3
Прожив в Америке пять лет, я еще не понял, что здесь – это не там, но уже стал об этом догадываться. Проблему исчерпывала историческая аналогия. Колумб плыл в одну страну, а открыл другую. Как и он, я не хотел признавать ошибку. Вернее, не мог, ибо не знал, чего не знал. Это – наиболее опасный вид невежества, который мешает задавать вопросы.
С ответами мы все справлялись лучше, объясняя дружественным американцам все глубину их заблуждений. За это русских прозвали «You don’t under-r-stand». Этими словами мы, следя, чтобы водку не разбавляли льдом, начинали любой разговор на вечеринках. Обычно дальше никто не слушал, и мы, убедившись в тщетности попыток просветить Америку, жаловались своим.
– Страшно представить, – начинал один, – но они не читали Драйзера.
– На авианосцах, – продолжал другой, – изнеженным морским пехотинцам подают мороженое.
– Негры армию захватили – вплоть до генералов, – поддакивал третий.
– И это, – горевал четвертый, – когда в Мексике зреет коммунистическая революция.
– А президент, – возмущался пятый, вспоминая поцелуй Картера с Брежневым, – милуется с кремлевскими старцами.
– Все потому, – ставил диагноз шестой, – что в Америке слишком много свободы.
– Для нас с Фимой, – спорил седьмой, – в самый раз.
– А для остальных, – не соглашался шестой, – чересчур.
– И все из-за того, – завершал беседу начавший ее, – что они не читали Драйзера.
Справедливости ради надо признать, что Америка отвечала нам тем же, особенно – в Голливуде, где мало что изменилось со времен упомянутой Ильфом и Петровым картины «Княгиня Гришка». Из фильма в фильм по экрану бродили чекисты в ГДР-овской форме с фамилиями русских классиков. Они танцевали вприсядку и пили с рассвета, закусывая блинами с кабачковой икрой. Даже буквы в кино не умели срисовать: «К» и «Я» смотрели в другую сторону.
Не снеся обиды, я попросил вмешаться земляка – Илью Баскина. Талантливый, ехидный и остроумный, он прямо из Рижского ТЮЗа попал в Голливуд, где сумел изрядно прославиться. С ним невозможно было гулять по улице, потому что каждая вторая школьница просила автограф. Баскин играл незадачливых русских, которые льстили американским зрителям своей неопасной глупостью. Сам он любимой ролью считал монаха-травника в экранизации романа «Имя Розы». Ради нее Илья выбрил тонзуру, удивляя ею других евреев.

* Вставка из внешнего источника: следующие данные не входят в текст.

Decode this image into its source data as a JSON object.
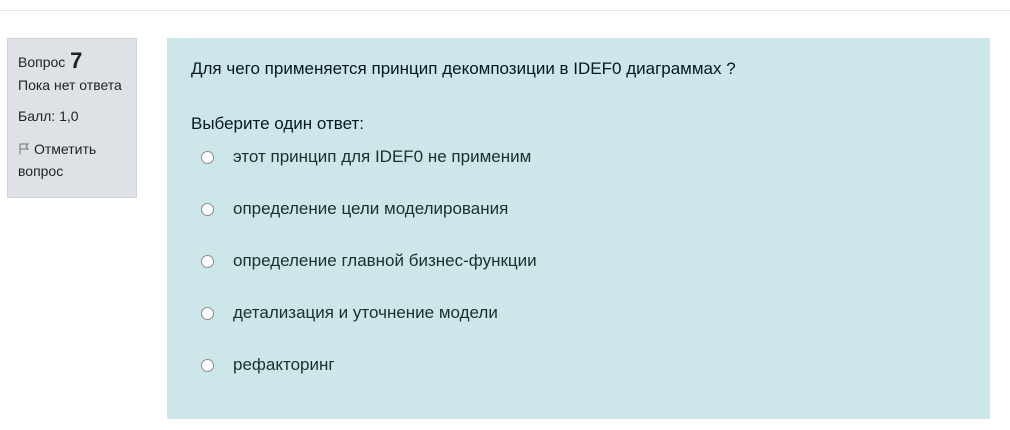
{
  "info": {
    "question_label": "Вопрос",
    "question_number": "7",
    "state": "Пока нет ответа",
    "grade": "Балл: 1,0",
    "flag_label": "Отметить вопрос"
  },
  "question": {
    "text": "Для чего применяется принцип декомпозиции в IDEF0 диаграммах ?",
    "prompt": "Выберите один ответ:",
    "answers": [
      {
        "label": "этот принцип для IDEF0 не применим",
        "selected": false
      },
      {
        "label": "определение цели моделирования",
        "selected": false
      },
      {
        "label": "определение главной бизнес-функции",
        "selected": false
      },
      {
        "label": "детализация и уточнение модели",
        "selected": false
      },
      {
        "label": "рефакторинг",
        "selected": false
      }
    ]
  },
  "colors": {
    "info_bg": "#dee2e6",
    "content_bg": "#cce6ea",
    "text": "#001a1e"
  },
  "icons": {
    "flag": "flag-icon"
  }
}
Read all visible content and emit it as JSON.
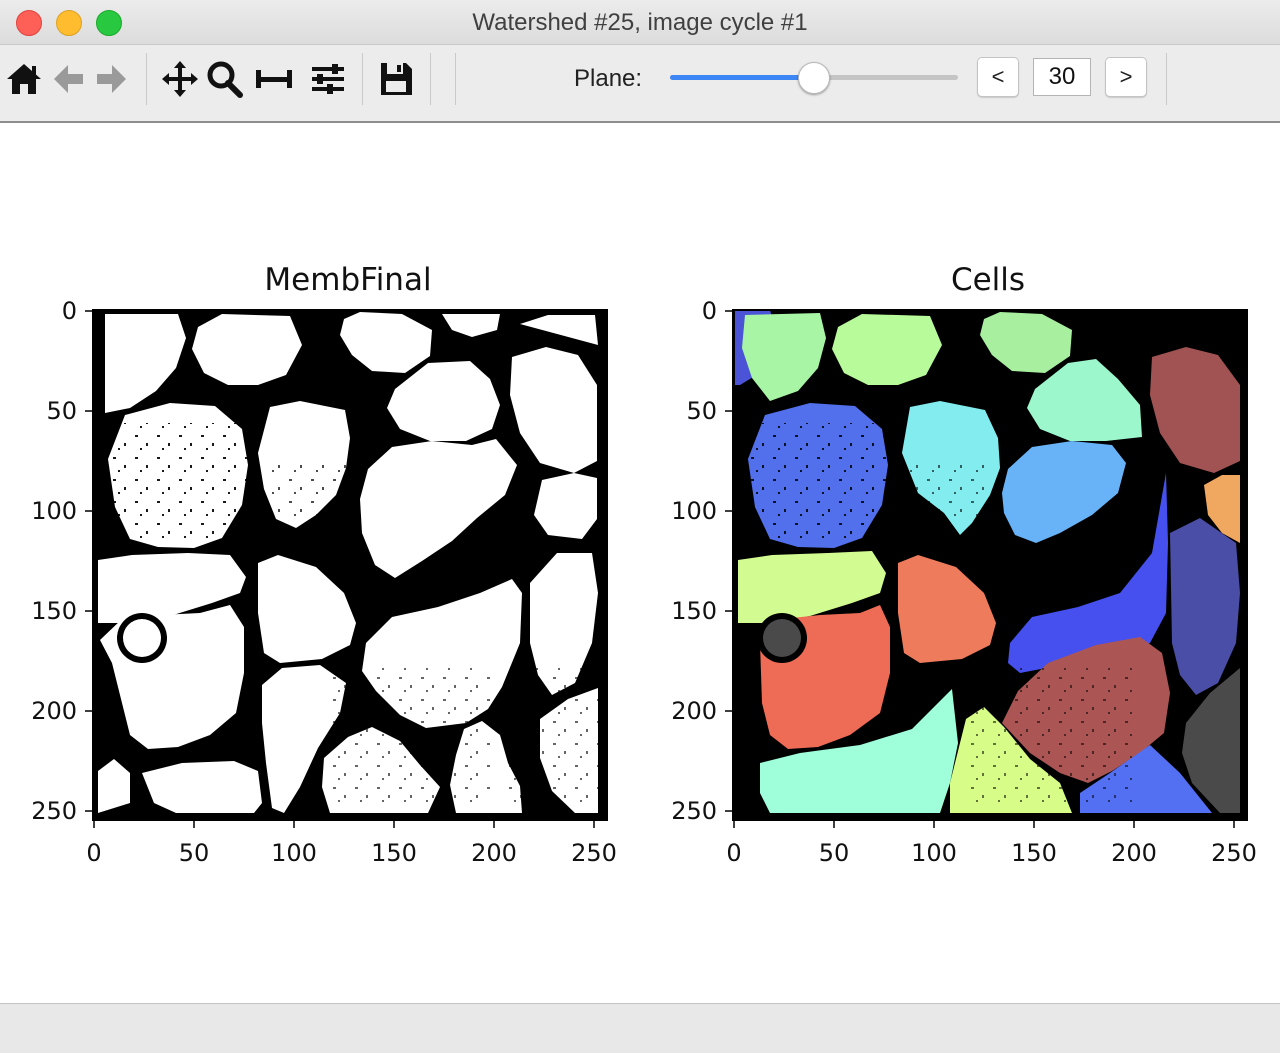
{
  "window": {
    "title": "Watershed #25, image cycle #1"
  },
  "toolbar": {
    "icons": [
      "home-icon",
      "back-arrow-icon",
      "forward-arrow-icon",
      "pan-icon",
      "zoom-icon",
      "subplots-icon",
      "configure-icon",
      "save-icon"
    ],
    "plane_label": "Plane:",
    "prev_label": "<",
    "next_label": ">",
    "plane_value": "30",
    "slider_fraction": 0.5,
    "accent_color": "#3d86f5"
  },
  "figure": {
    "panels": [
      {
        "title": "MembFinal",
        "type": "binary-image",
        "xticks": [
          "0",
          "50",
          "100",
          "150",
          "200",
          "250"
        ],
        "yticks": [
          "0",
          "50",
          "100",
          "150",
          "200",
          "250"
        ]
      },
      {
        "title": "Cells",
        "type": "label-image",
        "xticks": [
          "0",
          "50",
          "100",
          "150",
          "200",
          "250"
        ],
        "yticks": [
          "0",
          "50",
          "100",
          "150",
          "200",
          "250"
        ],
        "label_colors": [
          "#4b54d6",
          "#a8f5a6",
          "#b8fb9a",
          "#a8f0a0",
          "#a15354",
          "#9cf7cd",
          "#5270ec",
          "#82ecee",
          "#68b3f7",
          "#f0a760",
          "#d2fb91",
          "#ee7b5c",
          "#4650ef",
          "#4b4ea6",
          "#ee6b55",
          "#9effda",
          "#d8fc88",
          "#ab5555",
          "#536ff2",
          "#4a4a4a"
        ]
      }
    ]
  }
}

– Ну, почему, почему ты им не скажешь?! – взвыл я, когда мы подружились, – Ведь кроме тебя в Голливуде и русских нет.
– Потому и нет, что наши всех учат, – холодно ответил он и покатил по Сансет-бульвару в открытом «Ягуаре».
Убедившись, что американцы безнадежны, мы с Вайлем решили начать с себя. Новая книжка была попыткой понять, куда и зачем мы попали. Выводя сальдо, мы перечисляли и сравнивали то, что потеряли, с тем, что приобрели. Получалось примерно поровну, если не судить по украденному названию – «Потерянный рай». Им, конечно, была та Америка, в которую мы стремились, а не та, в которой оказались. Догадываясь, что эти страны невозможно совместить, мы хотели заменить советскую мечту на американскую. Но для этого надо было, наконец, открыть Америку, а мы пока не знали, ни где, ни как.
Услышав разочарование в заглавии книги, ею заинтересовалось русские в Израиле, где со злорадством относятся к изменившим ему евреям. Издательством «Москва – Иерусалим» заправляла чета Воронелей. Саша – автор лучшей книги о русских евреях «Трепет забот иудейских», Нинель писала все остальное. Самой смешной была пьеса «На дебаркадере», где нематерные слова встречались только в заголовке.
Не добравшаяся до Америки и никого не заинтересовавшая в Израиле, эта книжка была, пожалуй, важна для одних авторов. Мы покинули мир, где, как в сказке Андерсена, каждая вещь (от тонкого стакана до граненого) могла поделиться своей историей. Мы попали в мир, говоривший непонятно, да и не с нами.
Впрочем, мне было только 30, и я не унывал, ощущая себя командировочным.